Realtors Seek to Raise Home Loan Ceiling

 KATHMANDU: The realtors want the central bank to revise the ceiling of Personal Home Loans to Rs 10 million in expectation of igniting demand from the consumers. 

“If the Personal Home Loans ceiling is jacked up by additional Rs 2 million then the demand for apartments and houses can be expected to grow reviving the market,” pointed out Min Man Shrestha, general secretary 

of Nepal Land and Housing Development Association (NLHDA). 

The commercial banks have lent Rs 25.2 billion under the heading of Personal Home Loans till the first quarter of the current fiscal year. In the last quarter of the last fiscal year also the banks have floated Rs 29.5 billion under the category. Personal Home Loans floated by the banks are equivalent to 23 per cent of total loans in forwarded to real estate sector which stand at Rs 123.8 billion in the first quarter. 

To give respite to realtors and prospective home buyers, central bank, in March, created a separate category for the home loans as personal Home Loans. Nepal Rastra Bank (NRB) revised the loanable amount under this heading from Rs 6 million to 8 million this fiscal year. This Personal Home Loans up to Rs 8 million is not dealt as the part of real estate and housing loans. 

However, central bank is sceptics that increasing home loan ceiling will be a prudent decision. “NRB will decide whether or not to revise ceiling based on the financial market condition, but the point to be pondered is can average Nepali afford to buy a home that will require to take loan of Rs 10 million,” expressed Bhaskar Mani Gyanwali, spokesperson for NRB. “The need of the movement is to build inexpensive housing unit that will be available at less than Rs 5 million so that lower middle class and middle class family can afford to buy,” he added. 

The banking sector has taken the burnt of cooling off of realty market since last one year as the loan default rate and Non Performing Assets have since then growing. Moreover, scaled up interest rate following the liquidity crunch have further pushed the real estate market into recession like situation coupled up with lowered demand.

“The major factor than can stoke the realty market is reduction of interest rate, at 15-16 per cent interest not many people can afford to borrow and buy homes,” said Shrestha, adding, “10 per cent is the ideal rate in which everyone is a winner.” NHLDA has submitted a request to NRB including these issues along with refinancing affordable housing projects as a means to revive real estate and housing market.

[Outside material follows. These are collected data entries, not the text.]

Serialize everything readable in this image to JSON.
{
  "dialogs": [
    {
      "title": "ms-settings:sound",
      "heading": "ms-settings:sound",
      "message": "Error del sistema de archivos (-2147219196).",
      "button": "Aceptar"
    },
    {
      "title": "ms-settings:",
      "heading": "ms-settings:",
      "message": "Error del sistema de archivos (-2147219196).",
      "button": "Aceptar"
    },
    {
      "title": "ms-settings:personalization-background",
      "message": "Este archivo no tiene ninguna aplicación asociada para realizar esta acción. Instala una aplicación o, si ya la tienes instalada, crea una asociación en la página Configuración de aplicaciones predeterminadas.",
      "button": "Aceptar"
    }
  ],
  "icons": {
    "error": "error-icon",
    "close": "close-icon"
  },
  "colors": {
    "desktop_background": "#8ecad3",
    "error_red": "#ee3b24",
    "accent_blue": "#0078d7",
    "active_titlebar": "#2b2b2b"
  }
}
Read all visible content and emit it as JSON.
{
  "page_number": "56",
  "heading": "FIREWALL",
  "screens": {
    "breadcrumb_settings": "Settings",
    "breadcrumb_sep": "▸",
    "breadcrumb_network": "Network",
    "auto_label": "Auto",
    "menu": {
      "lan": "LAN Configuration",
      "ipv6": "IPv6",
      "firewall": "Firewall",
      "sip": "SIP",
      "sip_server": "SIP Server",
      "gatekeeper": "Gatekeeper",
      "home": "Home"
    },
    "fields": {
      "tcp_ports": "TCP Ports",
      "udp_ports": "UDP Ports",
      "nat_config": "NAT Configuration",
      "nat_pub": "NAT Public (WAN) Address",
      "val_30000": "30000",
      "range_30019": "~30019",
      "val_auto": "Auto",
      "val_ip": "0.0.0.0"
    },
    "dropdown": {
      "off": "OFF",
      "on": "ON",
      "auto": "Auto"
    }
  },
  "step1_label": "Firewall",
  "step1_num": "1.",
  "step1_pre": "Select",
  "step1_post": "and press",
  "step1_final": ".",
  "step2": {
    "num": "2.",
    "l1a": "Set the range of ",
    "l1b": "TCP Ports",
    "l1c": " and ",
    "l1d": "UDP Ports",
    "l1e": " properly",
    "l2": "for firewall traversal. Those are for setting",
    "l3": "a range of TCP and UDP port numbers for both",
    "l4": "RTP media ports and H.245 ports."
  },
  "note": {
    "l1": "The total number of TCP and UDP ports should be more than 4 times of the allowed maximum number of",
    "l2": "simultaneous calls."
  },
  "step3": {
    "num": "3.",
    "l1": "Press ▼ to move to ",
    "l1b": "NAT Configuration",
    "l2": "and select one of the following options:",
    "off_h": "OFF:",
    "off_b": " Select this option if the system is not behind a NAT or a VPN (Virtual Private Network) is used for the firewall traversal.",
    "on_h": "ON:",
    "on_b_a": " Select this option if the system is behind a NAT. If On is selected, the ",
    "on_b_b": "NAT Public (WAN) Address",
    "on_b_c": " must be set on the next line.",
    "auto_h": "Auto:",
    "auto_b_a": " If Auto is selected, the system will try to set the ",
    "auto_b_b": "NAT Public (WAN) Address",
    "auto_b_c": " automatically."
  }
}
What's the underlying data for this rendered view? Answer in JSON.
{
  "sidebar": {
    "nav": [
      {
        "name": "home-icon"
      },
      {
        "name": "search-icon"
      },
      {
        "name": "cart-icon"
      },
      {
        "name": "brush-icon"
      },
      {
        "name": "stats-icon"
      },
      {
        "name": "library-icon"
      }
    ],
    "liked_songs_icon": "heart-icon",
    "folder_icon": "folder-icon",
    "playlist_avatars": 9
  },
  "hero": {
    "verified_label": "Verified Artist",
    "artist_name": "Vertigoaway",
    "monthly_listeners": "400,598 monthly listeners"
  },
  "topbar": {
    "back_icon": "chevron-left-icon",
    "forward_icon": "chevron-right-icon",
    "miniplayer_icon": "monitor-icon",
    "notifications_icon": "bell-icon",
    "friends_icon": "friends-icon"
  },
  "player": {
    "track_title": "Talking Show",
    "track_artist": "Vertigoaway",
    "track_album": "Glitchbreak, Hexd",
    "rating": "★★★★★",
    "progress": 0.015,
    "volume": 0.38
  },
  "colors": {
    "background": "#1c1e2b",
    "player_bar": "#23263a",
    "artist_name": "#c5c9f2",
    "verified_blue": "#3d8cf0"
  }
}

From the fear of eventual systemic failure invited by BFIs’ overexposure to realty, NRB directed the financial institutions to restrict the credit flow to a single sector to 25 per cent of their total lending, in December 2009. During that time, the boom in housing and realty contributed to high lending exposure in the sector so that few of the commercial banks’ portfolios showed dangerously large amount of credit floated to the realty.